4. Generation of zero-sequence current by the distribution transformer

When the distribution transformer operates under three-phase load imbalance conditions, zero-sequence current is generated. This current varies with the degree of three-phase load imbalance; the greater the imbalance, the larger the zero-sequence current. If zero-sequence current exists in the operating distribution transformer, zero-sequence flux will be generated in its core. (There is no zero-sequence current on the high-voltage side.) This forces the zero-sequence flux to pass only through the oil tank wall and steel structural components. Since the magnetic permeability of steel components is relatively low, when zero-sequence current passes through these steel components, hysteresis and eddy current losses occur, causing localized temperature rise and heating of the transformer's steel components. The insulation of the distribution transformer winding accelerates aging due to overheating, resulting in a reduced equipment lifespan. Additionally, the presence of zero-sequence current increases the losses of the distribution transformer.

5. Impact on the Safe Operation of Electrical Equipment

The distribution transformer is designed based on balanced three-phase load operating conditions, with the resistance, leakage reactance, and magnetizing impedance of each phase winding being essentially identical. When the distribution transformer operates under balanced three-phase loads, the three-phase currents are essentially equal, and the voltage drops within each phase of the transformer are also essentially the same; therefore, the transformer's three-phase output voltages are balanced. If the distribution transformer operates under three-phase load imbalance, the output currents of each phase will be unequal, and the internal voltage drops of the transformer phases will differ, inevitably leading to three-phase voltage imbalance at the transformer's output.

Simultaneously, when the distribution transformer operates under three-phase load imbalance, the three-phase output currents are unequal, resulting in current flowing through the neutral conductor. This causes an impedance voltage drop in the neutral conductor, leading to neutral point displacement, which alters the phase voltages of each phase. The voltage of the heavily loaded phase decreases, while the voltage of the lightly loaded phase increases. Supplying power under voltage imbalance conditions can easily cause electrical equipment connected to the higher voltage phase to be damaged, while equipment connected to the lower voltage phase may fail to operate. Therefore, operating under three-phase load imbalance seriously jeopardizes the safe operation of electrical equipment.
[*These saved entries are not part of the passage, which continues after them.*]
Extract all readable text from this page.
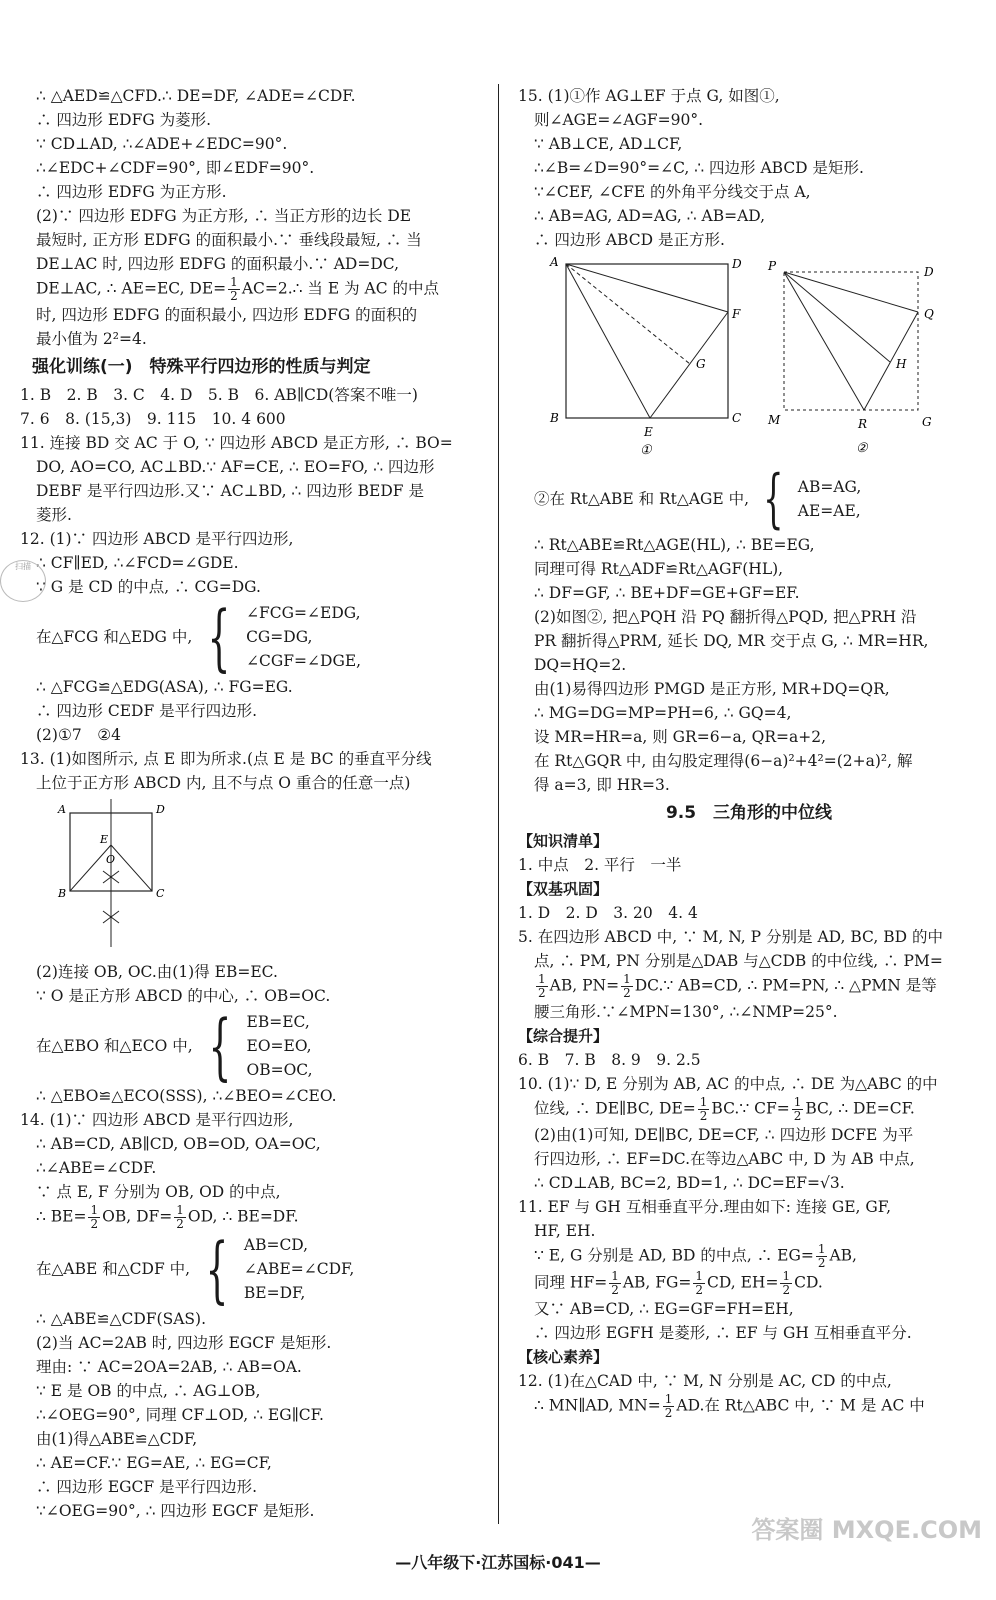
∴ △AED≌△CFD.∴ DE=DF, ∠ADE=∠CDF.
∴ 四边形 EDFG 为菱形.
∵ CD⊥AD, ∴∠ADE+∠EDC=90°.
∴∠EDC+∠CDF=90°, 即∠EDF=90°.
∴ 四边形 EDFG 为正方形.
(2)∵ 四边形 EDFG 为正方形, ∴ 当正方形的边长 DE
最短时, 正方形 EDFG 的面积最小.∵ 垂线段最短, ∴ 当
DE⊥AC 时, 四边形 EDFG 的面积最小.∵ AD=DC,
DE⊥AC, ∴ AE=EC, $DE= \frac{1}{2}$ AC=2.∴ 当 E 为 AC 的中点
时, 四边形 EDFG 的面积最小, 四边形 EDFG 的面积的
最小值为 2²=4.
强化训练(一)　特殊平行四边形的性质与判定
1. B　2. B　3. C　4. D　5. B　6. AB∥CD(答案不唯一)
7. 6　8. (15,3)　9. 115　10. 4 600
11. 连接 BD 交 AC 于 O, ∵ 四边形 ABCD 是正方形, ∴ BO=
DO, AO=CO, AC⊥BD.∵ AF=CE, ∴ EO=FO, ∴ 四边形
DEBF 是平行四边形.又∵ AC⊥BD, ∴ 四边形 BEDF 是
菱形.
12. (1)∵ 四边形 ABCD 是平行四边形,
∴ CF∥ED, ∴∠FCD=∠GDE.
∵ G 是 CD 的中点, ∴ CG=DG.
在△FCG 和△EDG 中, { ∠FCG=∠EDG,
CG=DG,
∠CGF=∠DGE,
∴ △FCG≌△EDG(ASA), ∴ FG=EG.
∴ 四边形 CEDF 是平行四边形.
(2)①7　②4
13. (1)如图所示, 点 E 即为所求.(点 E 是 BC 的垂直平分线
上位于正方形 ABCD 内, 且不与点 O 重合的任意一点)
A	D
B	C
E
O
(2)连接 OB, OC.由(1)得 EB=EC.
∵ O 是正方形 ABCD 的中心, ∴ OB=OC.
在△EBO 和△ECO 中, { EB=EC,
EO=EO,
OB=OC,
∴ △EBO≌△ECO(SSS), ∴∠BEO=∠CEO.
14. (1)∵ 四边形 ABCD 是平行四边形,
∴ AB=CD, AB∥CD, OB=OD, OA=OC,
∴∠ABE=∠CDF.
∵ 点 E, F 分别为 OB, OD 的中点,
∴ $BE= \frac{1}{2}$ OB, $DF= \frac{1}{2}$ OD, ∴ BE=DF.
在△ABE 和△CDF 中, { AB=CD,
∠ABE=∠CDF,
BE=DF,
∴ △ABE≌△CDF(SAS).
(2)当 AC=2AB 时, 四边形 EGCF 是矩形.
理由: ∵ AC=2OA=2AB, ∴ AB=OA.
∵ E 是 OB 的中点, ∴ AG⊥OB,
∴∠OEG=90°, 同理 CF⊥OD, ∴ EG∥CF.
由(1)得△ABE≌△CDF,
∴ AE=CF.∵ EG=AE, ∴ EG=CF,
∴ 四边形 EGCF 是平行四边形.
∵∠OEG=90°, ∴ 四边形 EGCF 是矩形.
扫描
15. (1)①作 AG⊥EF 于点 G, 如图①,
则∠AGE=∠AGF=90°.
∵ AB⊥CE, AD⊥CF,
∴∠B=∠D=90°=∠C, ∴ 四边形 ABCD 是矩形.
∵∠CEF, ∠CFE 的外角平分线交于点 A,
∴ AB=AG, AD=AG, ∴ AB=AD,
∴ 四边形 ABCD 是正方形.
A	D
F
G
B	C
E
①
P	D
Q
H
M	R	G
②
②在 Rt△ABE 和 Rt△AGE 中, { AB=AG,
AE=AE,
∴ Rt△ABE≌Rt△AGE(HL), ∴ BE=EG,
同理可得 Rt△ADF≌Rt△AGF(HL),
∴ DF=GF, ∴ BE+DF=GE+GF=EF.
(2)如图②, 把△PQH 沿 PQ 翻折得△PQD, 把△PRH 沿
PR 翻折得△PRM, 延长 DQ, MR 交于点 G, ∴ MR=HR,
DQ=HQ=2.
由(1)易得四边形 PMGD 是正方形, MR+DQ=QR,
∴ MG=DG=MP=PH=6, ∴ GQ=4,
设 MR=HR=a, 则 GR=6−a, QR=a+2,
在 Rt△GQR 中, 由勾股定理得(6−a)²+4²=(2+a)², 解
得 a=3, 即 HR=3.
9.5　三角形的中位线
【知识清单】
1. 中点　2. 平行　一半
【双基巩固】
1. D　2. D　3. 20　4. 4
5. 在四边形 ABCD 中, ∵ M, N, P 分别是 AD, BC, BD 的中
点, ∴ PM, PN 分别是△DAB 与△CDB 的中位线, ∴ PM=
$\frac{1}{2}$ AB, $PN= \frac{1}{2}$ DC.∵ AB=CD, ∴ PM=PN, ∴ △PMN 是等
腰三角形.∵∠MPN=130°, ∴∠NMP=25°.
【综合提升】
6. B　7. B　8. 9　9. 2.5
10. (1)∵ D, E 分别为 AB, AC 的中点, ∴ DE 为△ABC 的中
位线, ∴ DE∥BC, $DE= \frac{1}{2}$ BC.∵ $CF= \frac{1}{2}$ BC, ∴ DE=CF.
(2)由(1)可知, DE∥BC, DE=CF, ∴ 四边形 DCFE 为平
行四边形, ∴ EF=DC.在等边△ABC 中, D 为 AB 中点,
∴ CD⊥AB, BC=2, BD=1, ∴ DC=EF=√3.
11. EF 与 GH 互相垂直平分.理由如下: 连接 GE, GF,
HF, EH.
∵ E, G 分别是 AD, BD 的中点, ∴ $EG= \frac{1}{2}$ AB,
同理 $HF= \frac{1}{2}$ AB, $FG= \frac{1}{2}$ CD, $EH= \frac{1}{2}$ CD.
又∵ AB=CD, ∴ EG=GF=FH=EH,
∴ 四边形 EGFH 是菱形, ∴ EF 与 GH 互相垂直平分.
【核心素养】
12. (1)在△CAD 中, ∵ M, N 分别是 AC, CD 的中点,
∴ MN∥AD, $MN= \frac{1}{2}$ AD.在 Rt△ABC 中, ∵ M 是 AC 中
—八年级下·江苏国标·041—
答案圈 MXQE.COM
6. Reduction in Electric Motor Efficiency

When a distribution transformer operates under three-phase load imbalance conditions, it causes three-phase imbalance in the output voltage. Since the unbalanced voltage comprises positive-sequence, negative-sequence, and zero-sequence voltage components, when such unbalanced voltage is applied to an electric motor, the negative-sequence voltage generates a rotating magnetic field opposite to that produced by the positive-sequence voltage, exerting a braking effect. However, because the positive-sequence magnetic field is significantly stronger than the negative-sequence magnetic field, the electric motor continues to rotate in the direction of the positive-sequence magnetic field. Due to the braking effect of the negative-sequence magnetic field, the electric motor’s output power inevitably decreases, resulting in reduced motor efficiency. Simultaneously, the temperature rise and reactive power losses of the electric motor also increase with the degree of three-phase voltage imbalance. Therefore, operating an electric motor under conditions of three-phase voltage imbalance is highly uneconomical and unsafe.